The authors note that 29 feet experienced a decrease in both plantar fascia thickness and pain. Four feet had a thicker plantar fascia and no change in pain while one foot had a thicker plantar fascia and greater pain, according to the study. The average reduction in fascia thickness was 0.82 mm and the average improvement in pain was 3.64 ± 2.7 as measured on the Visual Analogue Scale, according to the study.
Study co-author John Grady, DPM, notes that efficiency in diagnosing plantar fasciitis is an advantage of assessing the thickness of the fascia. With ultrasound assessment, he notes one can attain real-time analysis of the patient’s condition and see small tears of the fascia. By objectively measuring the thickness of the fascia, Dr. Grady says one may be able to rule out other causes of heel pain such as fibromyalgia, stress fractures or malingering.
The use of ultrasound assessment can save money in comparison to other imaging modalities, according to Dr. Grady, who is a Fellow of the American Society of Podiatric Surgeons and has a private practice in Oak Lawn, Ill. Although ultrasound can be time consuming to perform correctly, he says the accuracy of the modality outweighs the time expended in preventing a missed diagnosis or prolonged use of ineffective modalities.
Study Says Poor Footwear Is Common In Gout Patients
By Danielle Chicano
A recent study in Arthritis Care and Research concludes that one should consider proper footwear when managing patients with gout.
The cross-sectional study focused on footwear among 50 adult patients diagnosed with a history of gout in accordance with the American College of Rheumatology classification guidelines. Researchers evaluated six aspects of footwear: fit, general age, general structure, motion control properties, cushioning and wear patterns.
The study authors pointed out that more than 60 percent of shoes had no cushioning and only 36 percent had heel/forefoot cushioning. The authors also noted a lack of shock absorption, inadequate stability and shoes aged over 12 months among many patients. Keith Rome, PhD, the lead author of the study, emphasizes the importance of certain characteristics when choosing proper footwear.
“The lack of shock attenuation has the potential to increase loads on plantar tissues, potentially leading to foot pain,” explains Professor Rome, who is affiliated with the Division of Rehabilitation and Occupation Studies at AUT in Auckland, New Zealand. “Hence, footwear that has inadequate stability, poor cushioning and limited stability may exacerbate foot pain in patients with gout.”
Poor footwear, according to the study, includes shoes such as sandals, flip-flops, slippers and moccasins. Participants of the study reported that fit, comfort and cost were important factors in choosing footwear, according to Professor Rome. He notes that poor shoe choices may be due to financial restrictions.

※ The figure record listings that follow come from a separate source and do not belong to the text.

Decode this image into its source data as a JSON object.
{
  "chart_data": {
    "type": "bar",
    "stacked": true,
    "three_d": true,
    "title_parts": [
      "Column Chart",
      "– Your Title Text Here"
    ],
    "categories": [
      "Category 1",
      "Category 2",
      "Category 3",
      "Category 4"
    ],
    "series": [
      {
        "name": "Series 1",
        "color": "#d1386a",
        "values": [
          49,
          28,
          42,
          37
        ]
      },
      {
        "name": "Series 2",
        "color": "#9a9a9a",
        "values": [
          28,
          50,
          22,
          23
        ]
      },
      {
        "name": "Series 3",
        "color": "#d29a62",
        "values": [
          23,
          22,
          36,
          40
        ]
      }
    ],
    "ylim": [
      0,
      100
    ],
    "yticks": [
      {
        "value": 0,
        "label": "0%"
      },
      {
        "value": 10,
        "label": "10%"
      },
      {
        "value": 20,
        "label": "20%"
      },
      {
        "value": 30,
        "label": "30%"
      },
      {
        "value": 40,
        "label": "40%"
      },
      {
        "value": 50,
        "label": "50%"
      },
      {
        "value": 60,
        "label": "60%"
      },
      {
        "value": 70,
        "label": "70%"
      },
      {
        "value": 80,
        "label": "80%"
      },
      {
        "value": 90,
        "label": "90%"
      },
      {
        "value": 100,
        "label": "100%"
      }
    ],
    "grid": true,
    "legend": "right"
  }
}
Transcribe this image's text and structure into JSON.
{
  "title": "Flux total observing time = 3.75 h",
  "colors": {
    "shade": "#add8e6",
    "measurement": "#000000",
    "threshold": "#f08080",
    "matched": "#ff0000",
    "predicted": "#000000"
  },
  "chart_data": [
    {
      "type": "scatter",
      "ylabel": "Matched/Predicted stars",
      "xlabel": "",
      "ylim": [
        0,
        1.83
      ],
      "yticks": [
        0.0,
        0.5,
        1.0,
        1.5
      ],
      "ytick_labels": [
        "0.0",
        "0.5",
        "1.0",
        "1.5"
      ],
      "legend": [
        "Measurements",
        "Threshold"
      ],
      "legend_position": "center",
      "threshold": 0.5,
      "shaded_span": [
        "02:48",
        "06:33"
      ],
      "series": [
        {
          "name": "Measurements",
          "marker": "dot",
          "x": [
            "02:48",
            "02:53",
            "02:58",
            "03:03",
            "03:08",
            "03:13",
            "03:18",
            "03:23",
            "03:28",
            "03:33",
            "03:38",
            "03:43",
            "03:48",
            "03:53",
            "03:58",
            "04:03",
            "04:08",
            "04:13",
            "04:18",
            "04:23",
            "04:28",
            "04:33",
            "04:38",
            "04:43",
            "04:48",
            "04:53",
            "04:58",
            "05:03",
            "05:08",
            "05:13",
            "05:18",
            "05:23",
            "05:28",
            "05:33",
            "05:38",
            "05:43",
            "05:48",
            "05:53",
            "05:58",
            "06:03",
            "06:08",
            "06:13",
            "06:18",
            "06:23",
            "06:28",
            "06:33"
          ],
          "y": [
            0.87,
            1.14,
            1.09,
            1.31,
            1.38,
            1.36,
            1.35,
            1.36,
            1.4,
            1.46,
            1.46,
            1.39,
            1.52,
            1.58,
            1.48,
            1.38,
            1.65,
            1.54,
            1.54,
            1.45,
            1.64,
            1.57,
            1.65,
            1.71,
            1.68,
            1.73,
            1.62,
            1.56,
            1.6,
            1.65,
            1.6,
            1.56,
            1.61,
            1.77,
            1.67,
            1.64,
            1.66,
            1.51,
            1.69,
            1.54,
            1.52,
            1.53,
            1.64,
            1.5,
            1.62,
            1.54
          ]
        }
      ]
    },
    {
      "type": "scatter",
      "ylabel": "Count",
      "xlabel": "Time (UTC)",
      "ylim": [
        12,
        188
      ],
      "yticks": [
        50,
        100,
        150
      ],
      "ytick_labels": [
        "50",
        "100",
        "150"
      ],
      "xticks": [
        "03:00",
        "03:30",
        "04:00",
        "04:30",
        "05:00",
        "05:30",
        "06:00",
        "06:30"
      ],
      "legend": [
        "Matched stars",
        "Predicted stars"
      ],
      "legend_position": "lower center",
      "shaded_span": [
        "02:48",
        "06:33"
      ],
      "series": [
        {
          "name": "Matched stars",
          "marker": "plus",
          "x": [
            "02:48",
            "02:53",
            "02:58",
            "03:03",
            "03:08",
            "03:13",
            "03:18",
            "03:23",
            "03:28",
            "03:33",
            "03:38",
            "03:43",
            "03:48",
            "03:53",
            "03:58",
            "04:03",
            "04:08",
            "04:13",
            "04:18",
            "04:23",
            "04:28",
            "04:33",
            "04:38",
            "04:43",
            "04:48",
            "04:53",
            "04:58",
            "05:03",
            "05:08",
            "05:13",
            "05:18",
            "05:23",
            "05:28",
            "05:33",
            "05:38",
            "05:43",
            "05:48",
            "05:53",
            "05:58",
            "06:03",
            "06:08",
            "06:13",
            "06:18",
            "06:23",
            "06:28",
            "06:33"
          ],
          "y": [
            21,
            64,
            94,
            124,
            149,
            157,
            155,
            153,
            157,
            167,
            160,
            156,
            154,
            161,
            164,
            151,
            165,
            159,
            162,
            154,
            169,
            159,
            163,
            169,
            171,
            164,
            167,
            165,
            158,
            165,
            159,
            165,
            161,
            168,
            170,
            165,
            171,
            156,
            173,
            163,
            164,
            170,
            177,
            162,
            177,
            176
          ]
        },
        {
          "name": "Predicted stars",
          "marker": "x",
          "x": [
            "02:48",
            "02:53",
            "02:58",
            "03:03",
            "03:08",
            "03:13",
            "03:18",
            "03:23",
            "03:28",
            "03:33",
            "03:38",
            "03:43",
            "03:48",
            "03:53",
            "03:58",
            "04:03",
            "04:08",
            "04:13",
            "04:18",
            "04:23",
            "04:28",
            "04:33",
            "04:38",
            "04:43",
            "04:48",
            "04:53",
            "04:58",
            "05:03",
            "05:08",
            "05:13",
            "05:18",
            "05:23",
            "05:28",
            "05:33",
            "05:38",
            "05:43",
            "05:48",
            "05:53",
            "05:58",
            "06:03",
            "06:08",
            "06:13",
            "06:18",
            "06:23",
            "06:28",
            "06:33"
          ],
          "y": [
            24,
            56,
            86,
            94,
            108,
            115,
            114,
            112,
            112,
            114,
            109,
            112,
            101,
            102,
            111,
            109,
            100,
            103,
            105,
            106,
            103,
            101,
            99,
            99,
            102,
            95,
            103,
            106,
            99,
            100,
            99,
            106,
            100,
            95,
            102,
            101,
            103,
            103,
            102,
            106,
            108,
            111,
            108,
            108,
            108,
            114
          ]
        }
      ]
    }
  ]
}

Nicholas Romansky, DPM, acknowledges that shoe choice plays an important part in managing gout but believes higher priced shoes are not necessarily the proper choice. Dr. Romansky recommends changing shoes twice a day, avoiding old shoes and paying attention to the flex point of shoes.
Dr. Romansky, a Fellow of the American College of Foot and Ankle Surgeons, explains patients with gout can benefit from a shoe with a high, smooth toe box or shoes with mesh, such as sneakers. In regard to wearing sandals, Dr. Romansky says certain sandals may give adequate support. However, if a sandal has no shock absorption and a poor flex point, then he considers it a poor choice. Both Dr. Romansky and Professor Rome note that proper structural support, adequate shock absorption and adequate motion control play fundamental roles in managing pain in patients with gout.
“Future research should be focused on assessing the role of competitively priced footwear with adequate cushioning, motion control and sufficient width at the forefoot,” notes Professor Rome, who is conducting a clinical trial looking at different shoes based upon costs and footwear characteristics.